Ekaterina (to daughters 3 and one and a half years):
“Sometimes happens so that both of them want to play the same toy. How here to be? Younger there is no wish to offend, but also with senior unfairly it will turn out if to convince her to concede“.
C small, of course, especially you will not talk. As she will not understand much, it is possible to talk to senior. For example, so:
- I know, you do not want to give it a toy, it is your toy, and it is unfair to take away from you it. Probably, she thinks too what is unfair that it is not given. Therefore let`s something think up. For example, it is possible to make so. Igrushechka
Can think up also other options of such conversation. The main thing - to try not to strike at “rights“ and sense of justice of senior, insisting that it has to concede because “big“.
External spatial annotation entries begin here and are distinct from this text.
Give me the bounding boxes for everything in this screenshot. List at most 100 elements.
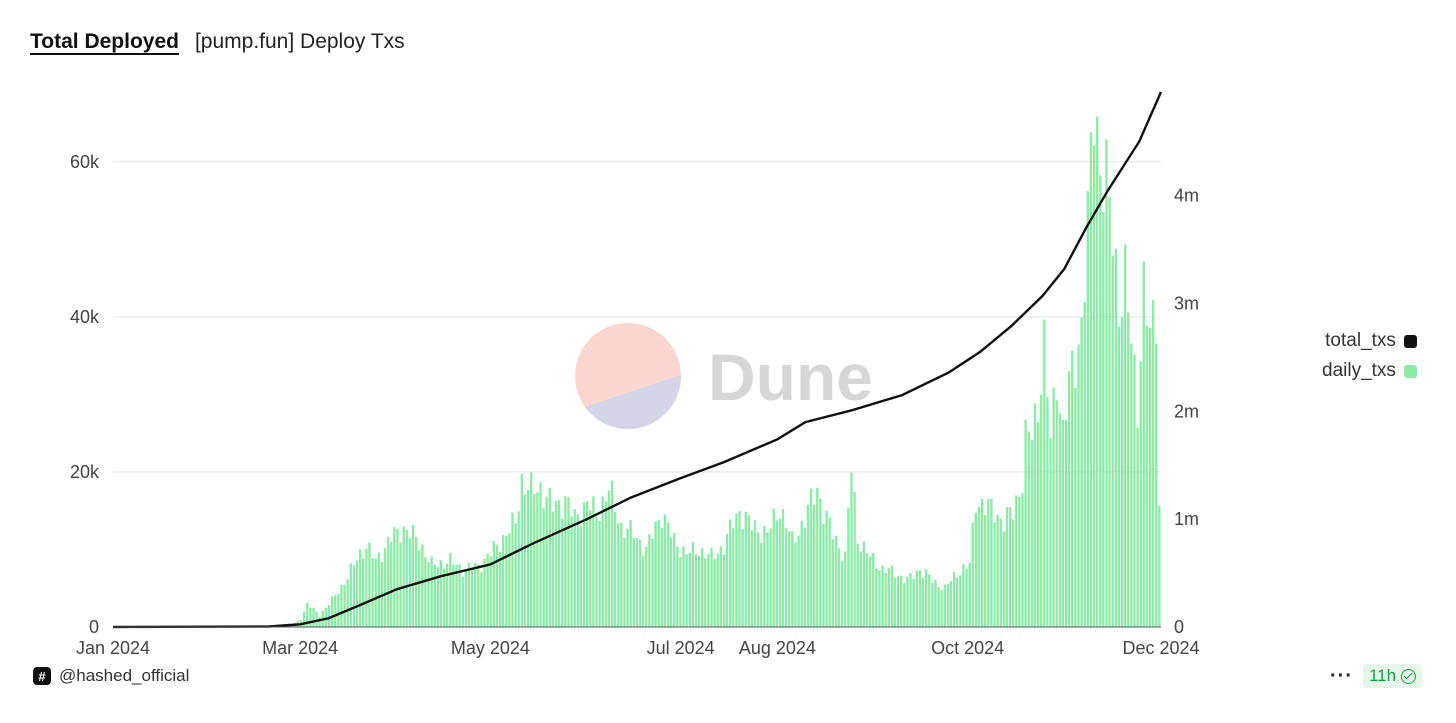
daily-bar (984, 514, 987, 627)
y-left-tick-label: 40k (70, 307, 100, 327)
y-left-tick-label: 20k (70, 462, 100, 482)
daily-bar (486, 553, 489, 627)
daily-bar (1136, 427, 1139, 627)
daily-bar (446, 563, 449, 627)
daily-bar (405, 529, 408, 627)
daily-bar (430, 556, 433, 627)
daily-bar (334, 595, 337, 627)
daily-bar (570, 516, 573, 627)
daily-bar (480, 572, 483, 627)
daily-bar (477, 564, 480, 627)
daily-bar (1114, 248, 1117, 628)
daily-bar (965, 568, 968, 627)
daily-bar (315, 611, 318, 627)
daily-bar (585, 501, 589, 627)
daily-bar (813, 504, 816, 627)
daily-bar (371, 557, 374, 627)
daily-bar (1018, 496, 1021, 627)
daily-bar (427, 562, 430, 627)
daily-bar (987, 499, 990, 627)
daily-bar (582, 502, 586, 627)
daily-bar (959, 575, 962, 627)
daily-bar (638, 540, 642, 627)
legend-item-total[interactable]: total_txs (1322, 326, 1417, 356)
daily-bar (1074, 387, 1077, 627)
daily-bar (452, 564, 455, 627)
daily-bar (943, 584, 946, 627)
daily-bar (1120, 316, 1124, 627)
daily-bar (414, 537, 418, 627)
daily-bar (840, 560, 844, 627)
daily-bar (461, 576, 464, 627)
x-tick-label: Aug 2024 (739, 638, 816, 658)
daily-bar (641, 555, 645, 627)
legend-swatch-total (1403, 334, 1417, 348)
chart-header: Total Deployed [pump.fun] Deploy Txs (30, 30, 405, 54)
y-right-tick-label: 0 (1174, 617, 1184, 637)
daily-bar (881, 565, 884, 627)
daily-bar (853, 492, 856, 627)
daily-bar (1080, 317, 1083, 627)
legend-item-daily[interactable]: daily_txs (1322, 356, 1417, 386)
daily-bar (993, 522, 996, 627)
daily-bar (903, 582, 906, 627)
daily-bar (396, 528, 399, 627)
daily-bar (1139, 361, 1142, 627)
daily-bar (492, 540, 496, 627)
daily-bar (1068, 371, 1071, 627)
x-tick-label: Oct 2024 (931, 638, 1004, 658)
daily-bar (464, 568, 468, 627)
daily-bar (1033, 403, 1037, 627)
daily-bar (558, 500, 561, 627)
daily-bar (377, 552, 380, 627)
daily-bar (613, 512, 617, 627)
daily-bar (822, 523, 825, 627)
daily-bar (632, 538, 635, 627)
daily-bar (595, 516, 598, 627)
tab-total-deployed[interactable]: Total Deployed (30, 30, 179, 53)
daily-bar (393, 527, 396, 627)
daily-bar (834, 535, 838, 627)
daily-bar (421, 544, 424, 627)
author-credit[interactable]: # @hashed_official (33, 666, 189, 686)
dune-watermark: Dune (575, 323, 873, 429)
daily-bar (1061, 419, 1065, 627)
daily-bar (679, 557, 682, 627)
query-title: [pump.fun] Deploy Txs (194, 30, 405, 53)
daily-bar (791, 531, 794, 627)
daily-bar (1086, 191, 1089, 627)
daily-bar (875, 568, 878, 627)
freshness-badge[interactable]: 11h (1362, 664, 1423, 688)
daily-bar (411, 524, 415, 627)
daily-bar (604, 501, 607, 627)
daily-bar (956, 577, 959, 627)
daily-bar (617, 523, 620, 627)
x-tick-label: May 2024 (451, 638, 530, 658)
daily-bar (837, 548, 841, 627)
daily-bar (386, 537, 390, 627)
daily-bar (1089, 132, 1093, 627)
daily-bar (424, 557, 427, 627)
daily-bar (772, 508, 775, 627)
daily-bar (657, 520, 660, 627)
daily-bar (697, 555, 701, 627)
daily-bar (620, 522, 623, 627)
legend-swatch-daily (1403, 364, 1417, 378)
daily-bar (610, 480, 614, 627)
daily-bar (651, 538, 654, 627)
daily-bar (685, 554, 688, 627)
daily-bar (548, 487, 551, 627)
daily-bar (763, 526, 766, 627)
daily-bar (1151, 300, 1155, 627)
more-options-icon[interactable]: ··· (1330, 664, 1353, 687)
axis-ticks: 0 20k 40k 60k 0 1m 2m 3m 4m Jan 2024 Mar 2024 May 2… (70, 152, 1200, 658)
daily-bar (1015, 495, 1018, 627)
daily-bar (896, 576, 900, 627)
daily-bar (433, 564, 436, 627)
daily-bar (567, 497, 570, 627)
daily-bar (732, 528, 735, 627)
daily-bar (302, 611, 306, 627)
daily-bar (607, 490, 611, 627)
daily-bar (1055, 400, 1058, 627)
daily-bar (526, 489, 530, 627)
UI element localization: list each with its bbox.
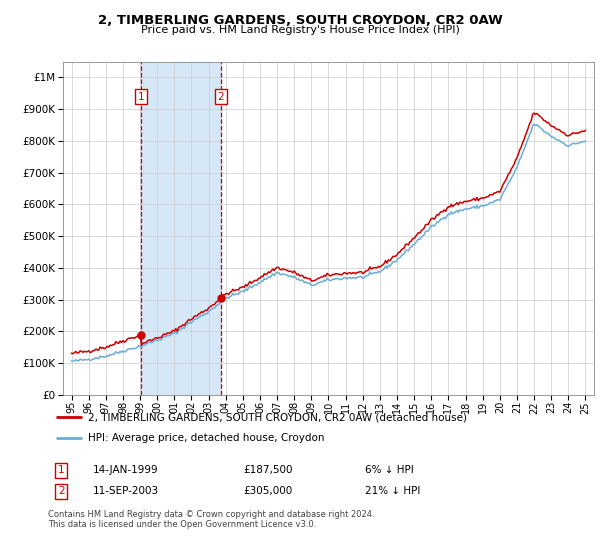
Text: 21% ↓ HPI: 21% ↓ HPI — [365, 487, 420, 496]
Text: 1: 1 — [137, 92, 144, 101]
Text: 14-JAN-1999: 14-JAN-1999 — [93, 465, 158, 475]
Bar — [141, 62, 221, 395]
Text: HPI: Average price, detached house, Croydon: HPI: Average price, detached house, Croy… — [88, 433, 324, 444]
Text: £305,000: £305,000 — [244, 487, 293, 496]
Text: Price paid vs. HM Land Registry's House Price Index (HPI): Price paid vs. HM Land Registry's House … — [140, 25, 460, 35]
Text: 2, TIMBERLING GARDENS, SOUTH CROYDON, CR2 0AW (detached house): 2, TIMBERLING GARDENS, SOUTH CROYDON, CR… — [88, 412, 467, 422]
Text: 2, TIMBERLING GARDENS, SOUTH CROYDON, CR2 0AW: 2, TIMBERLING GARDENS, SOUTH CROYDON, CR… — [98, 14, 502, 27]
Text: Contains HM Land Registry data © Crown copyright and database right 2024.
This d: Contains HM Land Registry data © Crown c… — [48, 510, 374, 529]
Text: £187,500: £187,500 — [244, 465, 293, 475]
Text: 11-SEP-2003: 11-SEP-2003 — [93, 487, 159, 496]
Text: 2: 2 — [58, 487, 65, 496]
Text: 6% ↓ HPI: 6% ↓ HPI — [365, 465, 413, 475]
Text: 1: 1 — [58, 465, 65, 475]
Text: 2: 2 — [217, 92, 224, 101]
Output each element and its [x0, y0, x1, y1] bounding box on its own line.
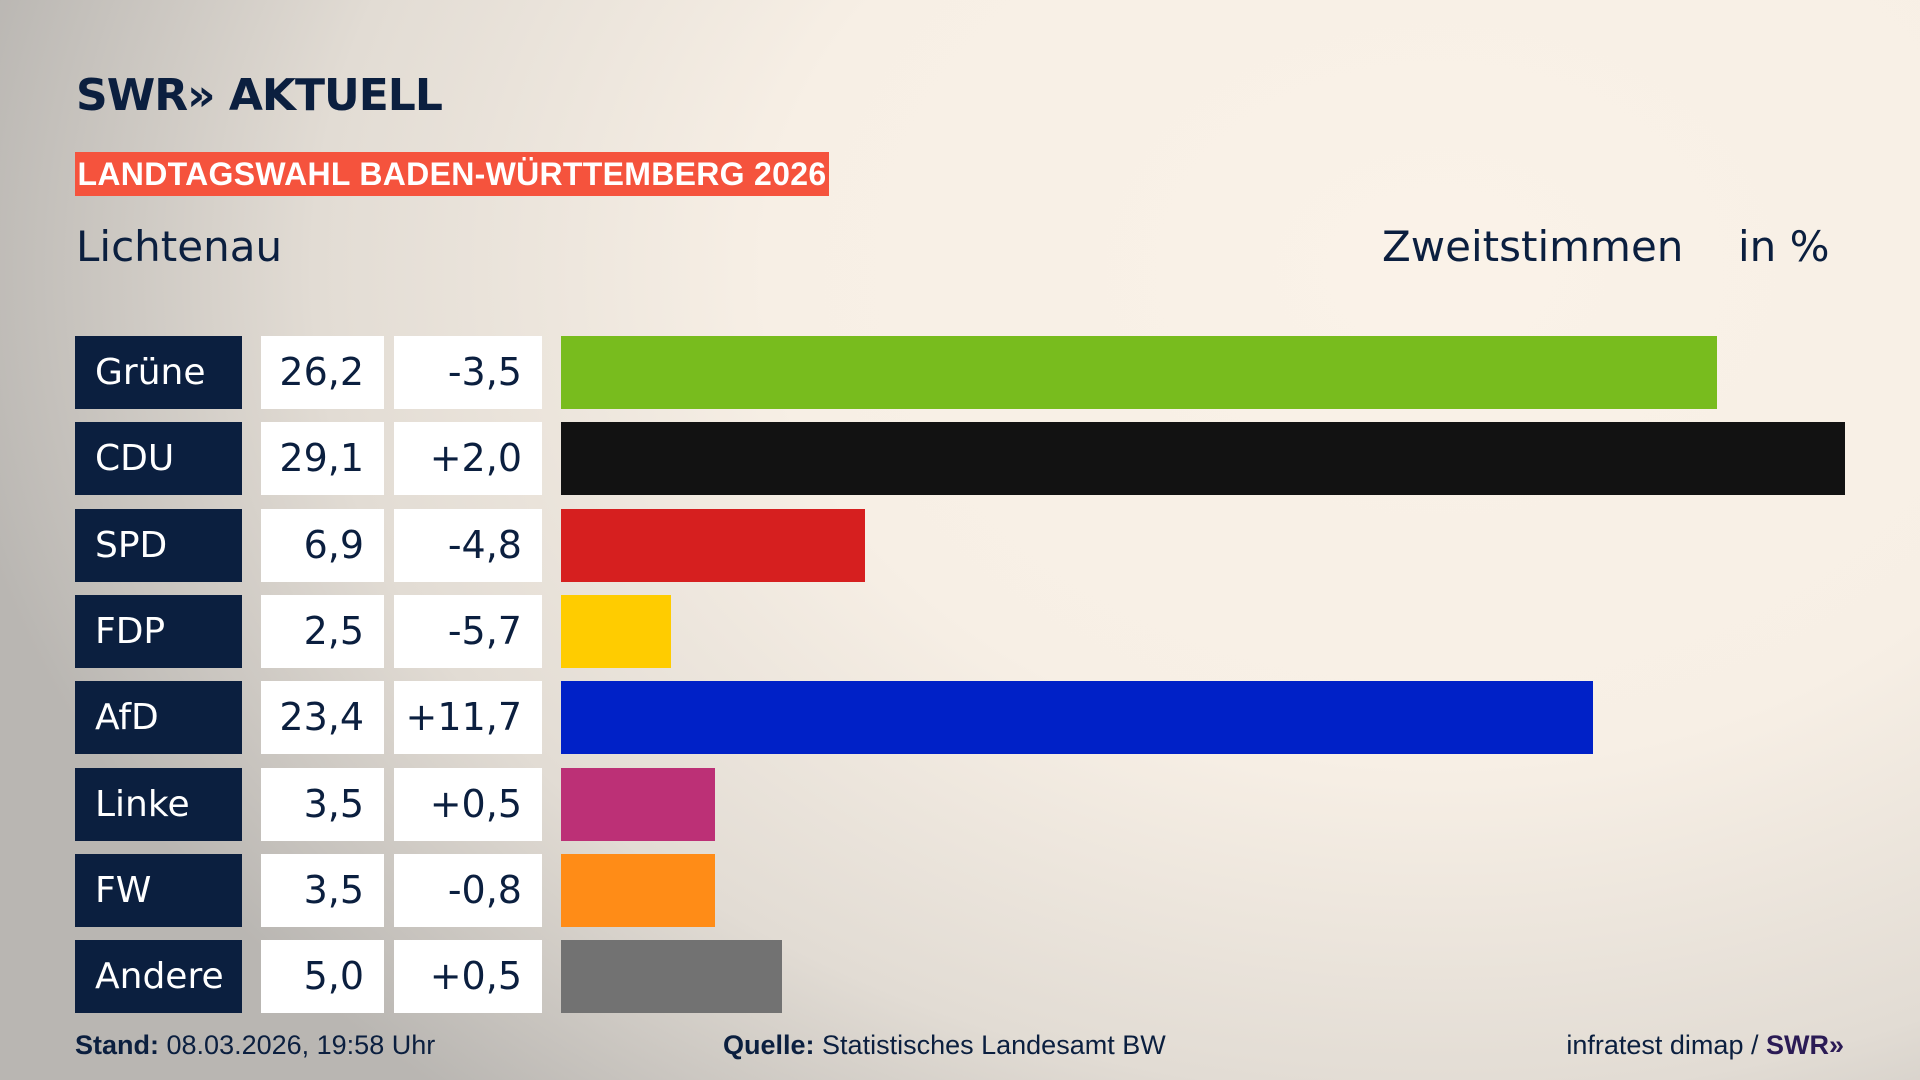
- timestamp: Stand: 08.03.2026, 19:58 Uhr: [75, 1030, 435, 1061]
- bar: [561, 767, 716, 841]
- chart-row: Linke 3,5 +0,5: [0, 767, 1920, 841]
- stand-label: Stand:: [75, 1030, 159, 1060]
- party-label: FDP: [75, 594, 242, 668]
- source-label: Quelle:: [723, 1030, 815, 1060]
- value-label: 3,5: [261, 853, 384, 927]
- chart-row: SPD 6,9 -4,8: [0, 508, 1920, 582]
- chart-row: Andere 5,0 +0,5: [0, 940, 1920, 1014]
- bar: [561, 940, 782, 1014]
- diff-label: -0,8: [394, 853, 542, 927]
- bar: [561, 422, 1845, 496]
- diff-label: -3,5: [394, 336, 542, 409]
- value-label: 3,5: [261, 767, 384, 841]
- diff-label: -4,8: [394, 508, 542, 582]
- chart-row: AfD 23,4 +11,7: [0, 681, 1920, 755]
- swr-aktuell-logo: SWR» AKTUELL: [76, 70, 443, 121]
- stand-value: 08.03.2026, 19:58 Uhr: [166, 1030, 436, 1060]
- chart-row: CDU 29,1 +2,0: [0, 422, 1920, 496]
- party-label: CDU: [75, 422, 242, 496]
- diff-label: +0,5: [394, 767, 542, 841]
- party-label: Grüne: [75, 336, 242, 409]
- value-label: 5,0: [261, 940, 384, 1014]
- source-value: Statistisches Landesamt BW: [822, 1030, 1166, 1060]
- swr-logo: SWR»: [1765, 1030, 1844, 1060]
- value-label: 23,4: [261, 681, 384, 755]
- vote-type-label: Zweitstimmen: [1382, 222, 1684, 271]
- value-label: 2,5: [261, 594, 384, 668]
- diff-label: +2,0: [394, 422, 542, 496]
- party-label: AfD: [75, 681, 242, 755]
- value-label: 6,9: [261, 508, 384, 582]
- value-label: 26,2: [261, 336, 384, 409]
- unit-label: in %: [1738, 222, 1830, 271]
- value-label: 29,1: [261, 422, 384, 496]
- party-label: FW: [75, 853, 242, 927]
- chart-row: Grüne 26,2 -3,5: [0, 336, 1920, 409]
- region-title: Lichtenau: [76, 222, 283, 271]
- party-label: Andere: [75, 940, 242, 1014]
- bar: [561, 853, 716, 927]
- diff-label: +0,5: [394, 940, 542, 1014]
- credit: infratest dimap / SWR»: [1566, 1030, 1844, 1061]
- diff-label: -5,7: [394, 594, 542, 668]
- diff-label: +11,7: [394, 681, 542, 755]
- election-banner: LANDTAGSWAHL BADEN-WÜRTTEMBERG 2026: [75, 152, 829, 196]
- bar: [561, 336, 1718, 409]
- chart-row: FW 3,5 -0,8: [0, 853, 1920, 927]
- party-label: SPD: [75, 508, 242, 582]
- bar: [561, 508, 866, 582]
- chart-row: FDP 2,5 -5,7: [0, 594, 1920, 668]
- party-label: Linke: [75, 767, 242, 841]
- source: Quelle: Statistisches Landesamt BW: [723, 1030, 1166, 1061]
- bar: [561, 681, 1594, 755]
- bar: [561, 594, 672, 668]
- credit-text: infratest dimap /: [1566, 1030, 1759, 1060]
Elena (the son is 2 years 4 months old):
“In the absence of the father we well communicate with the son, but when the father comes from work, he throws in me toys, shouts: “Mother, leave!“ And the husband of the word does not react to mine. With the husband at us good relations. How to us to be?“
, not very well in what occasion they happen, needs to react To rough tricks of children at once. In - the first to tell:
- You want to hit mother! It is impossible! It is not pleasant to me when children so do.can be added Then
- You something is not pleasant. Now it is difficult for you! Tell that it is difficult for you. (To listen).
It is good if the father tells: >
- Me it is not pleasant to p too when children so behave! - also it will a little be discharged of it.it will become obvious to
To the child that at such behavior of attention of the father he will not receive.
From the book “to Parents. Book of questions and answers.